The ultrasound cines of the animal studies were performed by utilizing a VIVID i system and a pediatric probe, which enabled us to achieve clear short-axis images of the LV with high frame rate (225 frames per second). All 150 ultrasound cines were trackable by the EchoPAC as determined by the tracking quality index of the EchoPAC, and therefore it ensured that the animal tracking results were reliable.
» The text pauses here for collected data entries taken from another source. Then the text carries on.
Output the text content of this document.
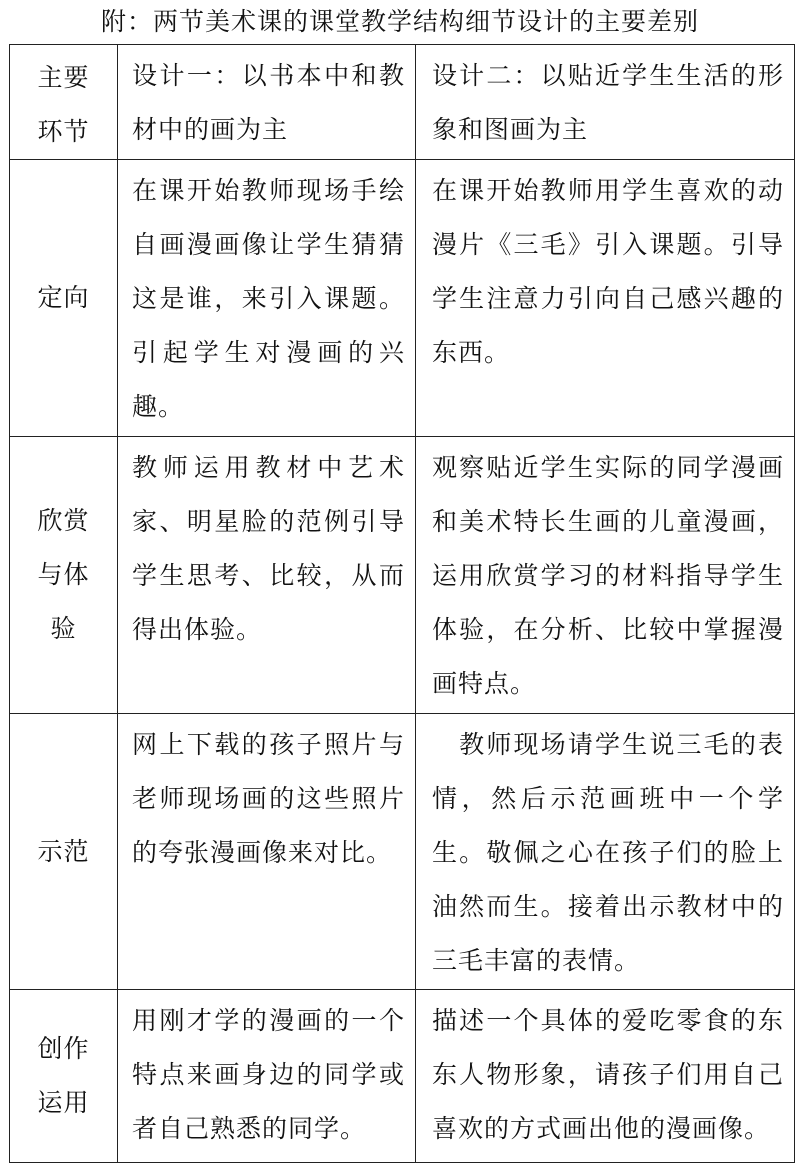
附：两节美术课的课堂教学结构细节设计的主要差别
主要环节	设计一：以书本中和教材中的画为主	设计二：以贴近学生生活的形象和图画为主
定向	在课开始教师现场手绘自画漫画像让学生猜猜这是谁，来引入课题。引起学生对漫画的兴趣。	在课开始教师用学生喜欢的动漫片《三毛》引入课题。引导学生注意力引向自己感兴趣的东西。
欣赏与体验	教师运用教材中艺术家、明星脸的范例引导学生思考、比较，从而得出体验。	观察贴近学生实际的同学漫画和美术特长生画的儿童漫画，运用欣赏学习的材料指导学生体验，在分析、比较中掌握漫画特点。
示范	网上下载的孩子照片与老师现场画的这些照片的夸张漫画像来对比。	　教师现场请学生说三毛的表情，然后示范画班中一个学生。敬佩之心在孩子们的脸上油然而生。接着出示教材中的三毛丰富的表情。
创作运用	用刚才学的漫画的一个特点来画身边的同学或者自己熟悉的同学。	描述一个具体的爱吃零食的东东人物形象，请孩子们用自己喜欢的方式画出他的漫画像。
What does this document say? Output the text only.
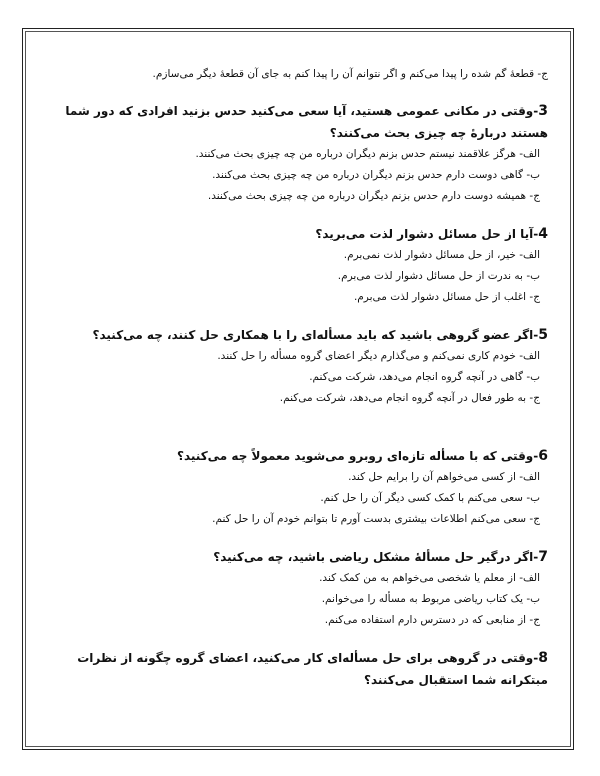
ج- قطعهٔ گم شده را پیدا می‌کنم و اگر نتوانم آن را پیدا کنم به جای آن قطعهٔ دیگر می‌سازم.

3-وقتی در مکانی عمومی هستید، آیا سعی می‌کنید حدس بزنید افرادی که دور شما هستند دربارهٔ چه چیزی بحث می‌کنند؟

الف- هرگز علاقمند نیستم حدس بزنم دیگران درباره من چه چیزی بحث می‌کنند.

ب- گاهی دوست دارم حدس بزنم دیگران درباره من چه چیزی بحث می‌کنند.

ج- همیشه دوست دارم حدس بزنم دیگران درباره من چه چیزی بحث می‌کنند.

4-آیا از حل مسائل دشوار لذت می‌برید؟

الف- خیر، از حل مسائل دشوار لذت نمی‌برم.

ب- به ندرت از حل مسائل دشوار لذت می‌برم.

ج- اغلب از حل مسائل دشوار لذت می‌برم.

5-اگر عضو گروهی باشید که باید مسأله‌ای را با همکاری حل کنند، چه می‌کنید؟

الف- خودم کاری نمی‌کنم و می‌گذارم دیگر اعضای گروه مسأله را حل کنند.

ب- گاهی در آنچه گروه انجام می‌دهد، شرکت می‌کنم.

ج- به طور فعال در آنچه گروه انجام می‌دهد، شرکت می‌کنم.

6-وقتی که با مسأله تازه‌ای روبرو می‌شوید معمولاً چه می‌کنید؟

الف- از کسی می‌خواهم آن را برایم حل کند.

ب- سعی می‌کنم با کمک کسی دیگر آن را حل کنم.

ج- سعی می‌کنم اطلاعات بیشتری بدست آورم تا بتوانم خودم آن را حل کنم.

7-اگر درگیر حل مسألهٔ مشکل ریاضی باشید، چه می‌کنید؟

الف- از معلم یا شخصی می‌خواهم به من کمک کند.

ب- یک کتاب ریاضی مربوط به مسأله را می‌خوانم.

ج- از منابعی که در دسترس دارم استفاده می‌کنم.

8-وقتی در گروهی برای حل مسأله‌ای کار می‌کنید، اعضای گروه چگونه از نظرات مبتکرانه شما استقبال می‌کنند؟
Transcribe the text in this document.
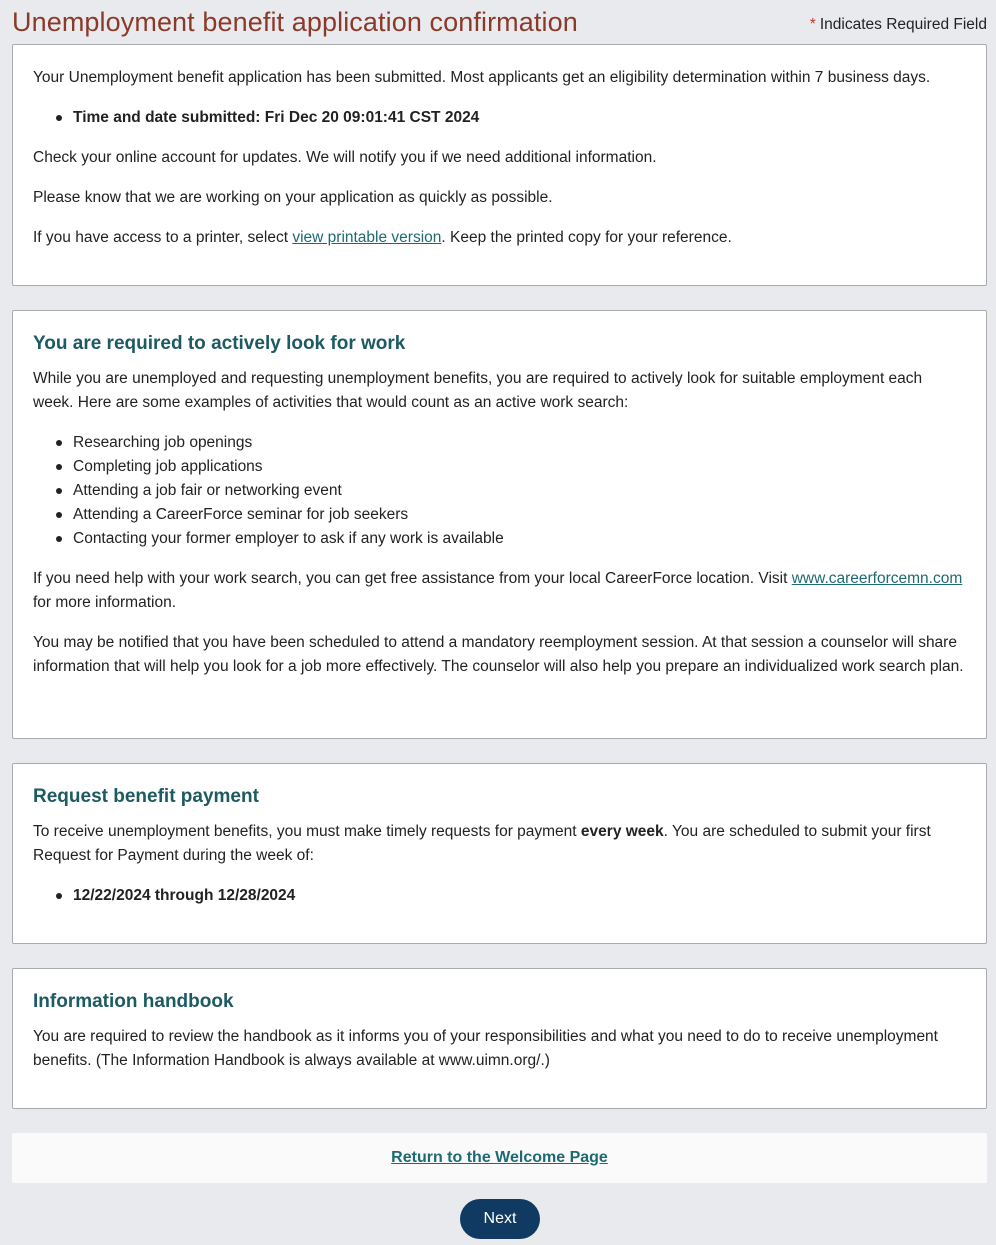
Unemployment benefit application confirmation	* Indicates Required Field

Your Unemployment benefit application has been submitted. Most applicants get an eligibility determination within 7 business days.

Time and date submitted: Fri Dec 20 09:01:41 CST 2024

Check your online account for updates. We will notify you if we need additional information.

Please know that we are working on your application as quickly as possible.

If you have access to a printer, select view printable version. Keep the printed copy for your reference.

You are required to actively look for work

While you are unemployed and requesting unemployment benefits, you are required to actively look for suitable employment each week. Here are some examples of activities that would count as an active work search:

Researching job openings
Completing job applications
Attending a job fair or networking event
Attending a CareerForce seminar for job seekers
Contacting your former employer to ask if any work is available

If you need help with your work search, you can get free assistance from your local CareerForce location. Visit www.careerforcemn.com for more information.

You may be notified that you have been scheduled to attend a mandatory reemployment session. At that session a counselor will share information that will help you look for a job more effectively. The counselor will also help you prepare an individualized work search plan.

Request benefit payment

To receive unemployment benefits, you must make timely requests for payment every week. You are scheduled to submit your first Request for Payment during the week of:

12/22/2024 through 12/28/2024
Information handbook

You are required to review the handbook as it informs you of your responsibilities and what you need to do to receive unemployment benefits. (The Information Handbook is always available at www.uimn.org/.)

Return to the Welcome Page
Next
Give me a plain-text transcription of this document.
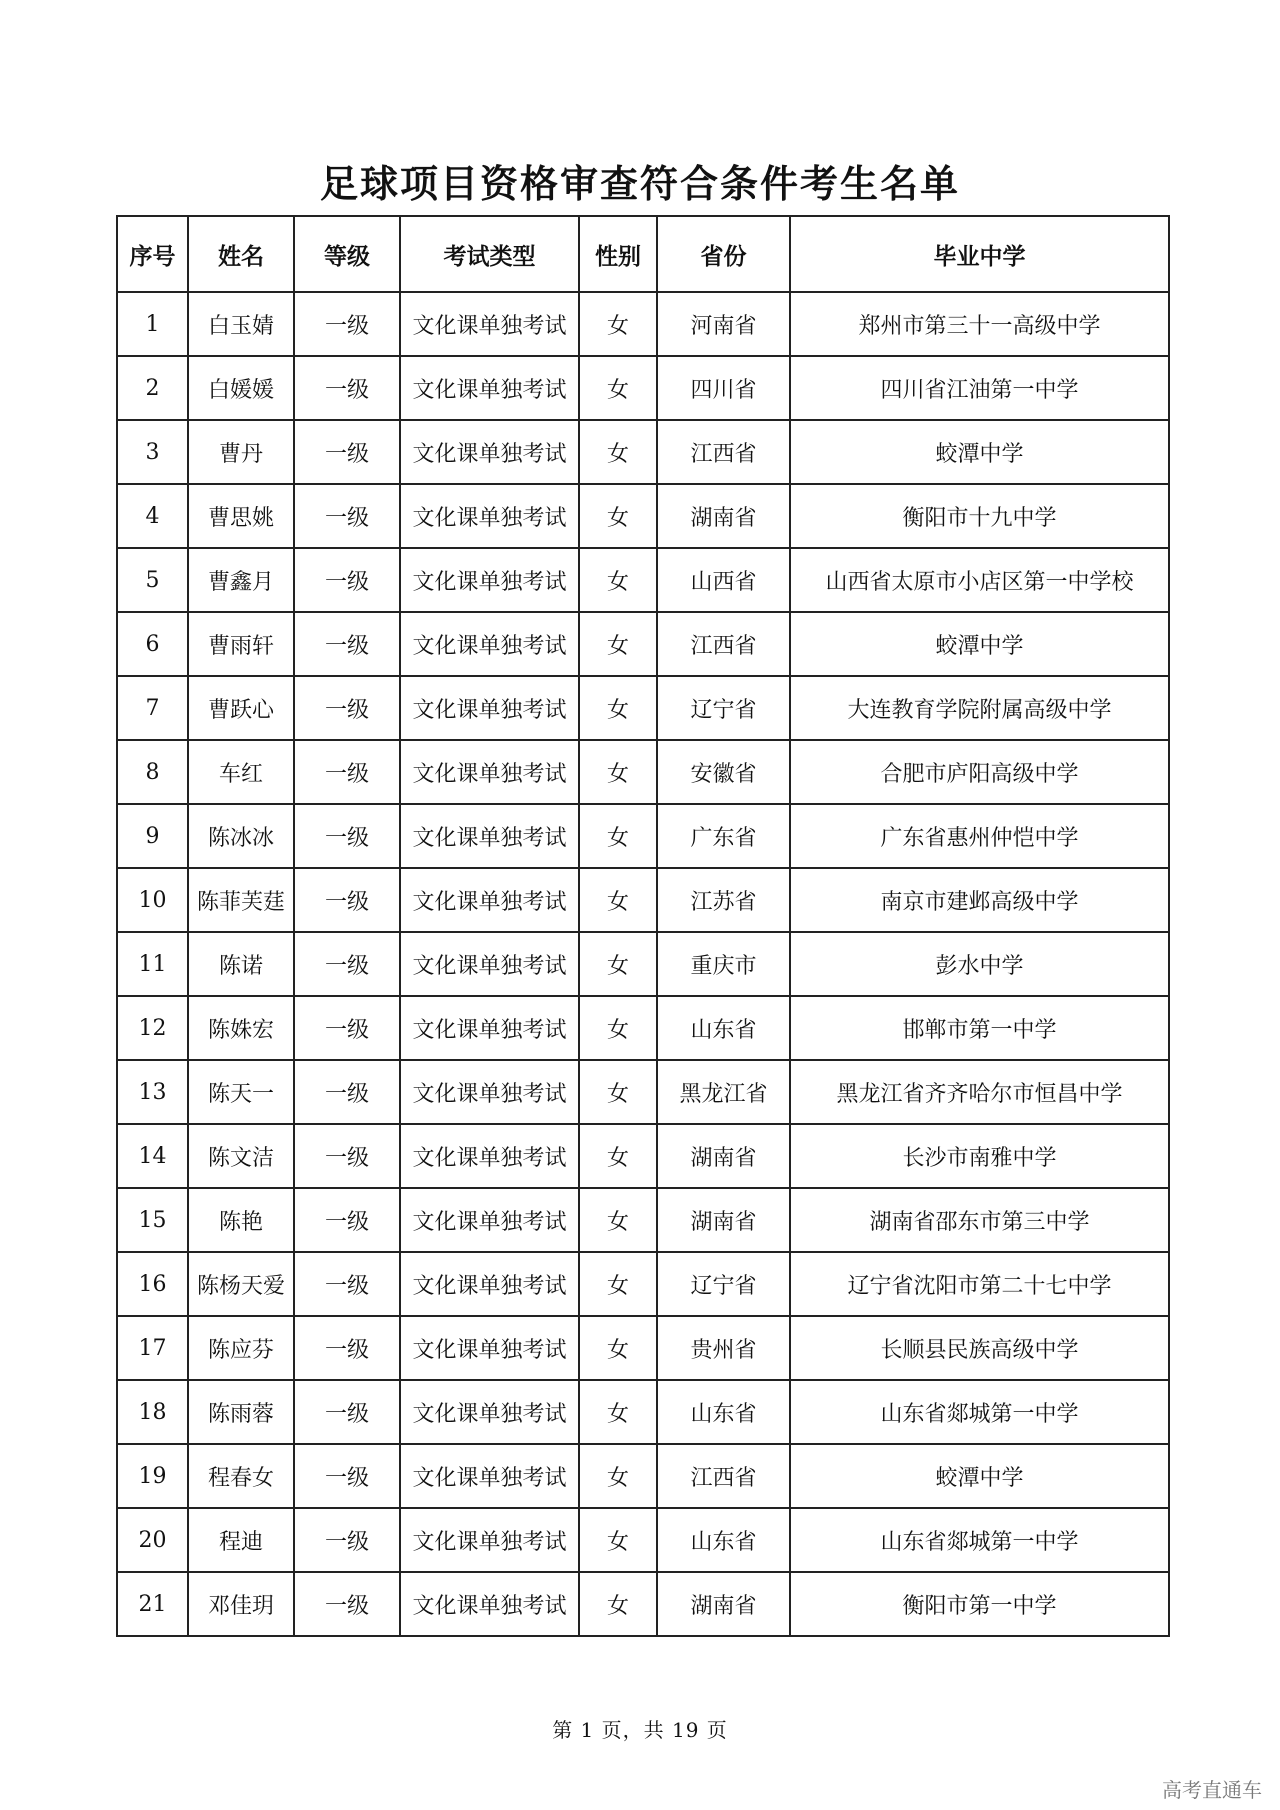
足球项目资格审查符合条件考生名单
序号	姓名	等级	考试类型	性别	省份	毕业中学
1	白玉婧	一级	文化课单独考试	女	河南省	郑州市第三十一高级中学
2	白媛媛	一级	文化课单独考试	女	四川省	四川省江油第一中学
3	曹丹	一级	文化课单独考试	女	江西省	蛟潭中学
4	曹思姚	一级	文化课单独考试	女	湖南省	衡阳市十九中学
5	曹鑫月	一级	文化课单独考试	女	山西省	山西省太原市小店区第一中学校
6	曹雨轩	一级	文化课单独考试	女	江西省	蛟潭中学
7	曹跃心	一级	文化课单独考试	女	辽宁省	大连教育学院附属高级中学
8	车红	一级	文化课单独考试	女	安徽省	合肥市庐阳高级中学
9	陈冰冰	一级	文化课单独考试	女	广东省	广东省惠州仲恺中学
10	陈菲芙莛	一级	文化课单独考试	女	江苏省	南京市建邺高级中学
11	陈诺	一级	文化课单独考试	女	重庆市	彭水中学
12	陈姝宏	一级	文化课单独考试	女	山东省	邯郸市第一中学
13	陈天一	一级	文化课单独考试	女	黑龙江省	黑龙江省齐齐哈尔市恒昌中学
14	陈文洁	一级	文化课单独考试	女	湖南省	长沙市南雅中学
15	陈艳	一级	文化课单独考试	女	湖南省	湖南省邵东市第三中学
16	陈杨天爱	一级	文化课单独考试	女	辽宁省	辽宁省沈阳市第二十七中学
17	陈应芬	一级	文化课单独考试	女	贵州省	长顺县民族高级中学
18	陈雨蓉	一级	文化课单独考试	女	山东省	山东省郯城第一中学
19	程春女	一级	文化课单独考试	女	江西省	蛟潭中学
20	程迪	一级	文化课单独考试	女	山东省	山东省郯城第一中学
21	邓佳玥	一级	文化课单独考试	女	湖南省	衡阳市第一中学
第 1 页，共 19 页
高考直通车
An additional validation was conducted by operating the LS-STE method while choosing a narrow ROI, encompassing either the inner, middle, or outer layers of the rotating software-implemented phantom (Table 1) and of a mechanical cylindrical rotating phantom (Fig. 4). The peak rotation value for a narrow ROI was calculated by the EchoPAC and was compared to the results of the LS-STE program that used a wide ROI, which contained the three radial layers. The Bland–Altman analysis of the mechanical cylindrical rotating phantom, depicted in Fig. 4, shows a good agreement between the two methods. Although it is possible to perform a layer-specific analysis by applying the EchoPAC while using narrow ROIs [21], selecting three ROIs is user-dependant, and thus prone to intra-observer and inter-observer variability, due to different selections of the ROI.

4.1 Study limitations

The LS-STE method, like any other STE method, performs tracking of myocardial tissue analysis and thus depends on image quality. It requires images in which the whole cross-section of the myocardium is well seen, otherwise the tracking deteriorates. Additionally, the speckle tracking is performed for four layers of the myocardium, and the strain is calculated for three layers, of equal size. Since the actual width of each myocardial layer for a particular subject is unknown, and is probably different for each layer, the assumption that the layers have equal width produces an error. Another limitation, characteristic to any 2D method that acquires functional LV data, is the dependency on the choice of the angle of the scan plane. When tilting the ultrasound probe, the values of rotation at the different layers change due to the different orientations of the myocardial fibers in the different layers. This is probably the reason for the relatively high variance of the rotation measurements in the animal studies. Another limitation, also common to all 2D ultrasound imaging methods, is the out-of-plane motion of the heart, which occurs mostly when scanning at the basal short axis. Therefore, it is less accurate to track the basal short axis level. This limitation can be overcome by using a 3D ultrasound system. Moreover, the out-of-plane movement was not simulated in the phantoms, and thus the tracking error that occurs due to the out-of-plane movement was not handled in this study.

5 Conclusions

The measurement of LV rotation and circumferential strain at a resolution that allows discerning LV function at three myocardial layers is feasible on a rat model owing to the usage of 3D wavelet de-noising of the myocardial velocities. LV rotation and circumferential strain obtain higher values at the endocardial layer, and the values decrease towards the epicardium. This heterogeneity across the layers, of the peak LV rotation and the peak circumferential strain values, was found to be significant in normal LVs, as was measured in this study. The ability to measure myocardial function on a rat model at three layers may provide a useful experimental tool.